Он был при деньгах. Градоначальник Будигост не пожалел золота, собирая в дорогу своего личного курьера, а золото стоило дорого во всех мирах Основателя – ну, почти во всех. И несколько мешочков с энергетическими кристаллами выдал Кату на дорогу Кила (ещё до инцидента с Чоликом). Кристаллы были драгоценными, максимальной ёмкости. Но кто считает деньги, когда на кону жизнь города?

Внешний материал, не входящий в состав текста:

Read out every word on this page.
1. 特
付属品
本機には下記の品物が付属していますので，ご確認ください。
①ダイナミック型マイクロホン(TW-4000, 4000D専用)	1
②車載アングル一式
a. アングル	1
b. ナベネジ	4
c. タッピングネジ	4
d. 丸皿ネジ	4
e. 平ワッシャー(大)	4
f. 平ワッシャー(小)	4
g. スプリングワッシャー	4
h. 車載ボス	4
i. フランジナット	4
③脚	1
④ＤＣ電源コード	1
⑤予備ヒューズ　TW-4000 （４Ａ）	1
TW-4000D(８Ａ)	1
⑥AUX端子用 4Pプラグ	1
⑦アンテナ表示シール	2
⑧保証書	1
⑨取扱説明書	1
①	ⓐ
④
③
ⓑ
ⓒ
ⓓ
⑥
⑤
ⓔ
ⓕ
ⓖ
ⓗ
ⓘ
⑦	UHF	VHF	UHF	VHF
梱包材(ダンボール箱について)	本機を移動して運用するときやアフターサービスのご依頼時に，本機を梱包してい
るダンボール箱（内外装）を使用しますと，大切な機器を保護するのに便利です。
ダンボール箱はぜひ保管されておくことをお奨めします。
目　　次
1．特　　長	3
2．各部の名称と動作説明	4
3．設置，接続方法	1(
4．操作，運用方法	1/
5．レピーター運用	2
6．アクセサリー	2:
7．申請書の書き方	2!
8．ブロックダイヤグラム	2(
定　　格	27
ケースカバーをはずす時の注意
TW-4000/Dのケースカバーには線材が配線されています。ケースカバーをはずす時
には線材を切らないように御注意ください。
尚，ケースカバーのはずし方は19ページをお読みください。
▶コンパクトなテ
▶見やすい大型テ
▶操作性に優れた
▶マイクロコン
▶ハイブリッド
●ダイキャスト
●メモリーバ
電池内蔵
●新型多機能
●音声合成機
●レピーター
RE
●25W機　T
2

Кат в свои тридцать два считал себя довольно молодым. И не уродливым. «Ужасно тебя ревную, – бывало, говорила ему Ада. – Вот каждый раз, как от меня уходишь. У тебя ж глаза как льдинки, прозрачные, и ямочка эта на подбородке. И руки, ух какие! И волосы, волосы черней ноченьки. Небось, девки все на улице оборачиваются. Эх, так бы и ходила везде за тобой». Он ничего не отвечал, потому что знал: ей нельзя за ним ходить. Нельзя ходить никуда.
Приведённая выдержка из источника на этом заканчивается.